Enforce automatic NTP time synchronization on macOS endpoints to stop Kerberos and SSO failures from clock drift
This Automox Worklet™ enforces automatic Network Time Protocol synchronization on macOS endpoints across your fleet. The Worklet uses the built-in systemsetup utility to inspect and correct two settings: whether the endpoint is configured to use network time, and which NTP server the endpoint points at. Endpoints already in compliance are left untouched, so the policy is safe to schedule on a recurring cadence.
The evaluation script queries systemsetup -getusingnetworktime and exits 0 when the response is Network Time: On. When the response is Network Time: Off, the endpoint is flagged non-compliant and remediation is scheduled by the policy engine.
The remediation script runs systemsetup -setusingnetworktime on to switch automatic network time back on, then pins the authoritative server with systemsetup -setnetworktimeserver time.apple.com. The Worklet ships with time.apple.com as the default because Apple uses it on stock macOS installs. Swap the value for time.nist.gov, a public pool.ntp.org host, or an internal mirror to match your network's policy before assigning the Worklet.
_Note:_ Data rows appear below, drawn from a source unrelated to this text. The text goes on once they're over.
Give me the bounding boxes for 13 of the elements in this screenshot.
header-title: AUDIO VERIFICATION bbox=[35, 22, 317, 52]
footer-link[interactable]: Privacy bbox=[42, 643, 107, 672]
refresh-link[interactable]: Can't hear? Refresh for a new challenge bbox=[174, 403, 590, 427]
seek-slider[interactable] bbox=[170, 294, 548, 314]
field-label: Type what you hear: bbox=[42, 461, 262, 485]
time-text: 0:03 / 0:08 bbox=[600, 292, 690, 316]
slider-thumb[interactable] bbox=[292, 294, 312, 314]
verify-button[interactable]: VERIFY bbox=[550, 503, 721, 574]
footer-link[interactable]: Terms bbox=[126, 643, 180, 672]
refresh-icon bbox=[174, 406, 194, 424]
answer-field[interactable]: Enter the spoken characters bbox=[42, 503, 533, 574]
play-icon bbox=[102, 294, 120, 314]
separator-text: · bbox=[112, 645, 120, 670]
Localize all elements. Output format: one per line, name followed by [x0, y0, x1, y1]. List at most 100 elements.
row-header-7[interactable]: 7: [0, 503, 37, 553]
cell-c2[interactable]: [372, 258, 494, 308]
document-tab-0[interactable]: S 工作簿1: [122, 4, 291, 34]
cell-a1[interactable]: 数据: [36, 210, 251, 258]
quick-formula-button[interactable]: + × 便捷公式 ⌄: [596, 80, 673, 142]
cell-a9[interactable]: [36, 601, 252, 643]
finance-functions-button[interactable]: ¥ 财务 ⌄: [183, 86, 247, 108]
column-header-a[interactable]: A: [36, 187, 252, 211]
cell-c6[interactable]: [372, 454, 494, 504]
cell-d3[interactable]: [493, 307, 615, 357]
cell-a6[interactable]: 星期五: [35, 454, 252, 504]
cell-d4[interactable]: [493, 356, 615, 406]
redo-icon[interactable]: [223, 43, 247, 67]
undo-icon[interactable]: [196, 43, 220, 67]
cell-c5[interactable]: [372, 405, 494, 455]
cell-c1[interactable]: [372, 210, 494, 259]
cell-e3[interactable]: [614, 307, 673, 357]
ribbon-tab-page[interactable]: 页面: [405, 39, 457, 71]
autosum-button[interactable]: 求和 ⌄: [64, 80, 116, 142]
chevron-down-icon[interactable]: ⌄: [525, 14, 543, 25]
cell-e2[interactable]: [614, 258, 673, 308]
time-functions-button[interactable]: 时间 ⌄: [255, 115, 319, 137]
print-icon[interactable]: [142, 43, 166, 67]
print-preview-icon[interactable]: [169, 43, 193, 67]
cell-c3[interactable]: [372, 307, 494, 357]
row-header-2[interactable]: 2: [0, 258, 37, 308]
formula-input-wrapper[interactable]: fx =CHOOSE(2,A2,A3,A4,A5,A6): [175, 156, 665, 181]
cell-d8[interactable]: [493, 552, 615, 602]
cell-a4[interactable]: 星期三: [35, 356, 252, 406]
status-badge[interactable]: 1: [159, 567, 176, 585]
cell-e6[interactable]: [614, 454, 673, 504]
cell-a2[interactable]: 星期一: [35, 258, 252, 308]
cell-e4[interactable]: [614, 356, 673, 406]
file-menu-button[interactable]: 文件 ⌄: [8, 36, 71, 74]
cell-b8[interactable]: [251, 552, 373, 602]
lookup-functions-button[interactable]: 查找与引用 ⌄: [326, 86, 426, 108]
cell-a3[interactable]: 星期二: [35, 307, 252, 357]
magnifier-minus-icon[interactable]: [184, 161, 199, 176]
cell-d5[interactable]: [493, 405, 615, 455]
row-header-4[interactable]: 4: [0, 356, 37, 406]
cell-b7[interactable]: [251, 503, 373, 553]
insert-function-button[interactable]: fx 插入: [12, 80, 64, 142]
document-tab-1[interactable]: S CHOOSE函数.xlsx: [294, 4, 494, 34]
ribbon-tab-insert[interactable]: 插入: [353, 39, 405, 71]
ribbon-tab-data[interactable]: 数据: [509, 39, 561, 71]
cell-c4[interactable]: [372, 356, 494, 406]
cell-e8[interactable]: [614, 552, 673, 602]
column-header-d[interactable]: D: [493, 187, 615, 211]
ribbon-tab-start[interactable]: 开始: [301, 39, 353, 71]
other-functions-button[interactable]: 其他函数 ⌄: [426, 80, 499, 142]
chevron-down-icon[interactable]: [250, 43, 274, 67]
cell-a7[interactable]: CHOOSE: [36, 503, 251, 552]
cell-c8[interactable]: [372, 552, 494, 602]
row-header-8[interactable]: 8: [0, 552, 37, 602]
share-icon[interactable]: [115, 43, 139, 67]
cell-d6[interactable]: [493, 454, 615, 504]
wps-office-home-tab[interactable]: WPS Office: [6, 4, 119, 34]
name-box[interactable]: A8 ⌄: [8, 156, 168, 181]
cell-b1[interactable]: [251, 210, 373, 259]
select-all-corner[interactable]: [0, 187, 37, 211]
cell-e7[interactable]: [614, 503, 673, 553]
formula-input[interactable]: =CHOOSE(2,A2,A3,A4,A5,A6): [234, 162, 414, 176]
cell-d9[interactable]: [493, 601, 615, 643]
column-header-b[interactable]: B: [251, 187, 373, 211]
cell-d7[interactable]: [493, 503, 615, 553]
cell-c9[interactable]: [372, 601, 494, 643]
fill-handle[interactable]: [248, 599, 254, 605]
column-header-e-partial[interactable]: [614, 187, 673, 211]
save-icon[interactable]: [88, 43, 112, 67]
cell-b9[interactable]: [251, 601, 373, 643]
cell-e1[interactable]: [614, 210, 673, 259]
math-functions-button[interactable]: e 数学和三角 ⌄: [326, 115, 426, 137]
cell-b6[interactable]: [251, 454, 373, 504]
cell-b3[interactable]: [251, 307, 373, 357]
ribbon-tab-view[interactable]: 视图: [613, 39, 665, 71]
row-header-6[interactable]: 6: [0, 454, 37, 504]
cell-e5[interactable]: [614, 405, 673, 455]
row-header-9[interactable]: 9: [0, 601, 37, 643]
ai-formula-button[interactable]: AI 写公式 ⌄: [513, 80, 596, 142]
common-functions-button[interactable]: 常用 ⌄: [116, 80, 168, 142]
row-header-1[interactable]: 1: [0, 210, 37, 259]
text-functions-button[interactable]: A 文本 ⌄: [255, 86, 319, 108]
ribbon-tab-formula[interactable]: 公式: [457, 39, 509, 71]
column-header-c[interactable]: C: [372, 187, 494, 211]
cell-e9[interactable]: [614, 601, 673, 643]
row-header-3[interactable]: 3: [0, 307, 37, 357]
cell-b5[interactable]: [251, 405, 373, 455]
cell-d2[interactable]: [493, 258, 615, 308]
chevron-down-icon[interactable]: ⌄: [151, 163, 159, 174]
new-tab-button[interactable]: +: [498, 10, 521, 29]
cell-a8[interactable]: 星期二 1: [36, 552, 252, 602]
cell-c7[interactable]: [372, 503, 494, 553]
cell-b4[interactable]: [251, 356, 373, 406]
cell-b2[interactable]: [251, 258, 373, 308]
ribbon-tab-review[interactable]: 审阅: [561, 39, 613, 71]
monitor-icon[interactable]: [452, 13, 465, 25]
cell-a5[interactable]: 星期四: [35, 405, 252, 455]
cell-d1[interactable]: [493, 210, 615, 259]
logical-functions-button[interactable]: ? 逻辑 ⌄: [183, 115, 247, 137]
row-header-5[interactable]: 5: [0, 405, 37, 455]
When a macOS endpoint drifts more than five minutes from the domain controller, Kerberos rejects the ticket request outright. The user sees an opaque login or SSO error and files a help desk ticket. Certificate-based authentication fails the same way when the endpoint clock falls outside the notBefore or notAfter window of a client certificate. Audit logs from the same endpoint cannot be correlated to firewall, EDR, or identity provider events, so security investigations stall at the merge step. PCI-DSS 10.6 and CIS Benchmark recommendation 2.2.1 both require a documented, enforced time source for exactly these reasons.
Clock drift on macOS endpoints comes from predictable sources: a user toggles Set date and time automatically off to extend a software trial, a build image bakes in an empty NTP setting, or an MDM time profile lapses and leaves the endpoint with no configured server. Scheduling this Worklet on a recurring cadence catches drift before it surfaces as a Kerberos failure, a broken client certificate, or a PCI-DSS 10.6 audit finding.
Evaluation phase: The Worklet runs systemsetup -getusingnetworktime and parses the response. An On result exits 0 and the endpoint is reported compliant. An Off result exits 1 and the policy engine schedules the remediation script. The evaluation is read-only and safe to run on any cadence, including hourly, without touching endpoint state.
Remediation phase: The remediation script runs systemsetup -setusingnetworktime on to enable automatic network time if it is off, then checks whether the configured NTP server matches the target value and runs systemsetup -setnetworktimeserver time.apple.com if it does not. Each check is conditional, so endpoints already in the correct state are not modified. The script exits 0 on success or non-zero if systemsetup returns an error.
macOS 10.12 (Sierra) or later. The systemsetup utility ships with every supported macOS release, including macOS 13 Ventura, 14 Sonoma, and 15 Sequoia on both Apple Silicon and Intel hardware.
Root privileges. The Automox agent runs as root by default, so the systemsetup calls succeed without extra configuration. A non-root execution context returns You need administrator access to run this tool and the remediation exits non-zero.
Outbound UDP/123 reachability from the endpoint to the chosen NTP server. The default time.apple.com resolves to Apple's anycast pool; an internal NTP mirror requires that the same port is open on the firewall path between the endpoint and the mirror.
Edit the NTP server value in remediation.sh before assigning the Worklet if your environment uses an internal time source (for example ntp.corp.example.com) or a regulated public source such as time.nist.gov.
Both workstation and server macOS endpoints are supported. The systemsetup interface is identical across form factors.
After remediation, systemsetup -getusingnetworktime returns Network Time: On and systemsetup -getnetworktimeserver returns the value you set in remediation.sh. macOS resumes hourly background calls against the pinned server and applies any necessary correction without user interaction. The endpoint's date output stays within one second of the authoritative source under normal network conditions, and Kerberos, certificate, and SSO flows stop failing on clock skew.
Validate the change with sudo sntp -q time.apple.com to observe the current offset, or open System Settings → General → Date and Time and confirm the Set time and date automatically toggle is on. For audit evidence, capture the contents of /etc/ntp.conf alongside the Automox policy run identifier; the file lists the active server line and is sufficient documentation for PCI-DSS 10.6 and CIS Benchmark 2.2.1 evidence. The Worklet's recurring evaluation phase is what keeps this state in place: if a user disables network time through the GUI or another tool, the next policy run flags the endpoint and remediation restores the baseline.